POLITICS

NDP Caucus Retreat: MPs Told To Build Up Roots In Ridings To Win Power In 2015

09/10/2013 07:31 EDT | Updated 09/10/2013 08:15 EDT
CP

SASKATOON — NDP MPs will be lectured Tuesday on the importance of building roots in their riding if they want to keep their jobs and elect an NDP government — or at the very least survive a potential Liberal sweep.

MPs attending the New Democrats' federal caucus meeting in Saskatoon held the party line Monday, telling reporters they are were not worried by strong Liberal support in the polls.

If the Liberal numbers were this high next year, Nova Scotia MP Peter Stoffer told The Huffington Post Canada, he might be worried, but for now, he's not concerned.

Scarborough, Ont., MP Dan Harris said poll numbers always make politicians a little bit itchy, but the election is still two years away.

"People are going to talk, and the Liberal numbers are up, but this time last year, our numbers were way up and the Liberals were way down, so time changes things," he said.

Still, Harris acknowledged that Canadians are not warming up to NDP Leader Thomas Mulcair the same way they seem to flock to Liberal Leader Justin Trudeau.
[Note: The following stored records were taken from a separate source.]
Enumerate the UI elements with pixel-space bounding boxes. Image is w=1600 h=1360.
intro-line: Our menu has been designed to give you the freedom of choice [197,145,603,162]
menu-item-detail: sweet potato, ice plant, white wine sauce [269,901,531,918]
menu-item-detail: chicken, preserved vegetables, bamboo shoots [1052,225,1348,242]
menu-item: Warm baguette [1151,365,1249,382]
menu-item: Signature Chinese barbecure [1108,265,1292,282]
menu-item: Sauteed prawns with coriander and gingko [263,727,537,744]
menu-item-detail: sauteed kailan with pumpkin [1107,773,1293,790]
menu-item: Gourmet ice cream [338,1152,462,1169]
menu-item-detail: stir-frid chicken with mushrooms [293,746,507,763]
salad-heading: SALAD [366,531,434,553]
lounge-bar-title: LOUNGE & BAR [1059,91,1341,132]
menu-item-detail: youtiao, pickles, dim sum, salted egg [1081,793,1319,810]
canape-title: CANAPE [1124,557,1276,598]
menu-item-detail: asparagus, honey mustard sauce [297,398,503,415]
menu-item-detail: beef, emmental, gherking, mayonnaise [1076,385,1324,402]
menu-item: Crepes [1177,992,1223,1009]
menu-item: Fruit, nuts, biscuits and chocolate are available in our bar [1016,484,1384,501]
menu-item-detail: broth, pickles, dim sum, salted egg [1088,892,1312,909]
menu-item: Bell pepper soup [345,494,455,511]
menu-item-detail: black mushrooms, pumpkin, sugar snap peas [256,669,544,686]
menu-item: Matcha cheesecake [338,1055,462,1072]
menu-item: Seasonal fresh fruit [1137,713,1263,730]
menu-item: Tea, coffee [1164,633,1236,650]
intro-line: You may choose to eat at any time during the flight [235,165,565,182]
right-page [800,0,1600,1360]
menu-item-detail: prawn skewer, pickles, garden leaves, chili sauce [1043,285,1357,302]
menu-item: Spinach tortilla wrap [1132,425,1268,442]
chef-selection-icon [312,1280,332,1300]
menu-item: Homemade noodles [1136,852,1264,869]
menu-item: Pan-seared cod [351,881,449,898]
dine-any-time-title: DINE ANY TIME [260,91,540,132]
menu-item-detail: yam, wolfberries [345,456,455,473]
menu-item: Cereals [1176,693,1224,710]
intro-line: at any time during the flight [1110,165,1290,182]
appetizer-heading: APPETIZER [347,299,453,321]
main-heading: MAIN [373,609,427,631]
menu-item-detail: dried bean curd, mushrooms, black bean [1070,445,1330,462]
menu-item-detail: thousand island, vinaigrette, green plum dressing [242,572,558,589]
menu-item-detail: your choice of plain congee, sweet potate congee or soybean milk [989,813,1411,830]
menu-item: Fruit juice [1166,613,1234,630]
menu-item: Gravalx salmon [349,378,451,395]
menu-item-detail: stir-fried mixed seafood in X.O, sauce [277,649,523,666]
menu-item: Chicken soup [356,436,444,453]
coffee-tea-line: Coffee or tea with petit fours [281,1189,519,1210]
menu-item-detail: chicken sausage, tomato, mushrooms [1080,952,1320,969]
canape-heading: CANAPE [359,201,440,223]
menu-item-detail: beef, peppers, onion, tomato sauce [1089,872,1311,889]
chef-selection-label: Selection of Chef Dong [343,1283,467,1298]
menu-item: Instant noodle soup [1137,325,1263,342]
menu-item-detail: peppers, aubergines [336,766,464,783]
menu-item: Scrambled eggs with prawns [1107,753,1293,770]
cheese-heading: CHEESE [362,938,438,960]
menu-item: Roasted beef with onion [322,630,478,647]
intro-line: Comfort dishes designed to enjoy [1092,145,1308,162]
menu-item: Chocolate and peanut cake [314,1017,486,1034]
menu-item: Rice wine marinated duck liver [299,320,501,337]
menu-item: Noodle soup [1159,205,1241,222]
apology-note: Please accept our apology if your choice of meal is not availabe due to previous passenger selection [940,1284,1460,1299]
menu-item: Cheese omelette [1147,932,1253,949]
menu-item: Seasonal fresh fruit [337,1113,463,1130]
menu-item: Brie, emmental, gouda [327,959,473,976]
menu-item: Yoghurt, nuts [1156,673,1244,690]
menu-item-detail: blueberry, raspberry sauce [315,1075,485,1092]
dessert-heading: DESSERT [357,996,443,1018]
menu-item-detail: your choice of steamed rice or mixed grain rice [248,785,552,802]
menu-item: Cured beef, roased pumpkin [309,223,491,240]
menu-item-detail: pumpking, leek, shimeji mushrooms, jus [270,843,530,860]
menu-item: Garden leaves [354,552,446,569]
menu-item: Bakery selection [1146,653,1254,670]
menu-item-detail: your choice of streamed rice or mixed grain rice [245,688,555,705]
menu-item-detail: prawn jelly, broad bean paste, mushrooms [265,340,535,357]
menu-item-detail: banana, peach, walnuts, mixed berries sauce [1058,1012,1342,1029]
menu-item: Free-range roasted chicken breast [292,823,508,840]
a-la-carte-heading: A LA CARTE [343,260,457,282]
"We don’t have that star power of Justin Trudeau and the name. But Mr. Mulcair, every time he goes and meets with people, he just floors them with how personable he is and how good a connection he makes. So we just collectively have to do a good job of making sure that we get him in front of enough people so that he can make those connections so we can win the next election campaign," Harris said.

Of course, that is what Liberal MPs used to say of Michael Ignatieff, their own former leader, who also had trouble at the polls.

Despite the NDP earning the status of official Opposition in 2011, Harris said many people still perceive the Liberals as the natural governing party.

"That is scary and that is dangerous," he said, "but we really can’t hold to that. And we just have to push forward and keep making sure that we are in the right position."

Part of making sure that the NDP can hold on to the 100 seats it has in the House of Commons is ensuring that its MPs are strong constituency representatives.

Stoffer, a 16-year veteran, said MPs will be asked Tuesday at their national caucus meeting whether they have done their fundraising, whether their riding associations are strongly in place, whether their membership drives are successful, whether they are holding local events and whether they are knocking on doors.

The majority of MPs are doing what they need to do, party sources say. As one person noted, earning $160,000 a year is good motivation for any MP to keep going.

Tuesday, some of the party's senior MPs will be sharing tips with their junior colleagues. Stoffer, who won his first election by 41 votes, encourages MPs to form personal connections with voters and not to ignore constituents who voice concerns that are really only municipal or provincial. They should be told how to get the answers they need and asked to let their MP know how it went, he said.

Sudbury's Glenn Thibeault said he will be sharing tips about some of the things he does to entrench himself in the community. He holds temporary passport clinics at the mall, where he said he can meet up to 1,200 people in two or three days.

Thibeault knows the importance of keeping his profile up. His principal challenger from the last election, Conservative candidate Fred Slade, continues to attend local events and has even kept his campaign office open, Thibeault said.

Even if a party's leader is not that popular, individual MPs need to be, the NDP MP said.

"It's establishing your brand, and then establishing the party's brand at the same time," Thibeault said. "Keep your nose to the grindstone, keep working your constituency and, you know what, things may turn around for us."

The strategy, of course, is not foolproof. Toronto MP Peggy Nash, who lost her seat in 2008 only to win again in 2011, said she does not feel she worked any less or knocked on fewer doors when she suffered defeat.

"I worked equally hard, so I know it’s no guarantee of success," she told HuffPost.

Still, Harris, who ran four times before winning on his fifth try in 2011, said he is not taking his re-election for granted. He knocked on some 5,000 doors this summer and has been going through his riding street by street, asking constituents what they want to see from the federal government and what they want to see from him.

"I am making sure that I am getting my name and face out there, so that, whatever happens, my riding is hopefully safe."